S’il est un monde qui reste peu exploré par la littérature, c’est bien
celui des garderies. Pierre Terzian y est propulsé un peu par hasard.
Marié à une Québecoise, il déménage à Montréal et part en quête d’un
travail. C’est ainsi qu’il se retrouve à effectuer des remplacements
dans de nombreuses garderies de la ville. Tous les matins, peu après 6
heures, le réveil sonne et Gaëtan, le grand ordonnateur à la voix douce,
lui souhaite le bonjour (« Bon matin, Pierre ») et lui indique le lieu
où il doit se rendre. Un jour, c’est à Verdun, un quartier populaire de
l’île de Montréal, un autre à Pointe Saint-Charles, ou dans Villeray,
Rosemont, LaSalle ou ailleurs. Il va y côtoyer les Coccinelles, les
Pingouins, les Koalas, les Lucioles, les Écureuils. Tout un monde, celui
de la petite enfance, dans lequel il va s’immerger.
« Tous ces enfants de toutes les couleurs s’agglutinent autour d’une
table basse, ou autour d’une réplique d’aubergine trouvée par terre,
puis se séparent subitement, marchent vite ou battent l’air de leurs
bras en tirant la langue, s’agenouillent et se relèvent aussitôt, se
poussent sur le tapis, se pointent le visage et se menacent
(probablement) de mort. L’espace est saturé. De mouvements. De prises de
décision brusques. De chutes, d’esquives. Et, au milieu de ce banc de
poissons fous, on distingue une baleine verticale, un diplodocus
imperturbable, figé dans le temps : un adulte. »
Il y a là des personnalités bien affirmées. Tels Lulu, l’hyperactif
qui redoute l’heure de la sieste, Jacob, l’enfant bavard qui a toujours
raison, Zean-Baptiste qui a un cheveu sur la langue et qui est doté
d’une inébranlable confiance, Feng, la douce silencieuse et émerveillée,
Yaya qui arrive du Kinshasa et qui ne peut s’empêcher de balancer
objets, livres et chaises, Svetlana, « la petite Bulgare bleu pastel »
et bien d’autres qui s’activent au milieu d’éducateurs parfois un peu
inquiets quant à la tournure des événements.
« Chris et Lola font toujours la même chose. Ils s’allongent sous la
table et restent étendus de longues minutes sur le flanc. Comme ralentis
par une chaleur extrême. Ils poussent de petits cris et relèvent
parfois la tête, pour observer l’horizon. Ils se caressent, front contre
front, se lèchent les mains, avant de regarder à nouveau dans la même
direction.
Plus tard, je leur demande :" À quoi vous jouez ?" Ils me répondent, d’une seule voix : "Aux bébés tigres".
Plus tard, je leur demande :" À quoi vous jouez ?" Ils me répondent, d’une seule voix : "Aux bébés tigres".

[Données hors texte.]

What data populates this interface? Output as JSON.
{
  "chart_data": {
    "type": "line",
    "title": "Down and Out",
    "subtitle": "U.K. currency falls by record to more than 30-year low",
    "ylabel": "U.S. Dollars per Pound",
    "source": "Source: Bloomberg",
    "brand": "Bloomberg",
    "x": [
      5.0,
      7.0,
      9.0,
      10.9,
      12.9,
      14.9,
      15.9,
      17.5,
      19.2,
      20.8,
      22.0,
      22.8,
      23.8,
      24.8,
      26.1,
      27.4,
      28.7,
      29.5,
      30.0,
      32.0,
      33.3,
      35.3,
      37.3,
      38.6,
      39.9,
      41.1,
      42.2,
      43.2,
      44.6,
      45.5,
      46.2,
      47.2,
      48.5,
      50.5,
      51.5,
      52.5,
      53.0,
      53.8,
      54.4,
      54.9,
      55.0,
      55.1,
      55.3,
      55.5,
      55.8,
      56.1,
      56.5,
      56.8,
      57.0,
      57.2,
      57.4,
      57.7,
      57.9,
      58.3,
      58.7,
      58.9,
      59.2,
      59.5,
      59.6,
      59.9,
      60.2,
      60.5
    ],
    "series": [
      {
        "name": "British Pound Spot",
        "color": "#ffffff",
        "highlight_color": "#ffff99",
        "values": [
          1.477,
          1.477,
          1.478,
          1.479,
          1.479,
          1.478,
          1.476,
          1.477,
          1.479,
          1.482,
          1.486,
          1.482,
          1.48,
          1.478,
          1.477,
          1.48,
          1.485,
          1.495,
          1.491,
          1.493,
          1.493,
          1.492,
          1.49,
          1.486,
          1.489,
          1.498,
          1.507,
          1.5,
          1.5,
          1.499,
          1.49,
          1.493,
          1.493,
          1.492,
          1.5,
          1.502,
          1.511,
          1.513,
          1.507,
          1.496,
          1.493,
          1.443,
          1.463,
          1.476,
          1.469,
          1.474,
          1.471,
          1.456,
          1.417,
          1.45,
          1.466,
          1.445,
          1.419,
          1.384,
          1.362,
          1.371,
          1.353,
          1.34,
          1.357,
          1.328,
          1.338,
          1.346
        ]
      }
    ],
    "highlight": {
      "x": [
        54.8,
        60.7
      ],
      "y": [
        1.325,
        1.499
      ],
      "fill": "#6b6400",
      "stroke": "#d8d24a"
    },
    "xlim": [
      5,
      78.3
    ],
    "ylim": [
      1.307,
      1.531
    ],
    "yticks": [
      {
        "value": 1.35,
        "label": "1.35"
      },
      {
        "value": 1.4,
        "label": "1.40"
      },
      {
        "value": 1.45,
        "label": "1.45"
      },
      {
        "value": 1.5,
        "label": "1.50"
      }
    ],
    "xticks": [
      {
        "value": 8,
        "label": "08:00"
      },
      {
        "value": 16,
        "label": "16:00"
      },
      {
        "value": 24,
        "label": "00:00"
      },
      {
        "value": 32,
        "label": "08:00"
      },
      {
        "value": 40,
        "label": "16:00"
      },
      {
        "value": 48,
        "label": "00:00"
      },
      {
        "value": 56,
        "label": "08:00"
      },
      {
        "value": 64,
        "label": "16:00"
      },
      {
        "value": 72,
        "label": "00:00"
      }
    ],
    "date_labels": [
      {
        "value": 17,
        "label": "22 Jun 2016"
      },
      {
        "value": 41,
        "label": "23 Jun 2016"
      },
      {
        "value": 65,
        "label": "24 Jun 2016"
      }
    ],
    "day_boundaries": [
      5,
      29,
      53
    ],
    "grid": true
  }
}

C’est ce monde vif, turbulent, insouciant, joueur, spontané et
inventif que l’auteur rend palpable en entremêlant, dans un récit
alerte, des séries de portraits rapides, des propos d’enfants saisis au
vol (le titre en est un), des scènes nerveuses, des dialogues
multilingues et des expressions typiquement québécoises. Le style
Terzian est direct et efficace. Il n’est pas metteur en scène pour rien.
Il observe, note, transcrit, transmet. Avec finesse, tendresse et
bienveillance. Il faut une bonne dose de fraîcheur et une belle énergie
pour plonger dans ces lieux invisibles, en pleine période d’austérité,
au contact d’enfants issus de milieux plutôt modestes, et pour en saisir
la réalité. Il y ajoute son regard extérieur, son apparente
désinvolture et son plaisir de se retrouver, durant deux cents jours, au
milieu de ces êtres fragiles et fascinants.
Pierre Terzian : Ça fait longtemps qu’on s’est jamais connu, Quidam éditeur.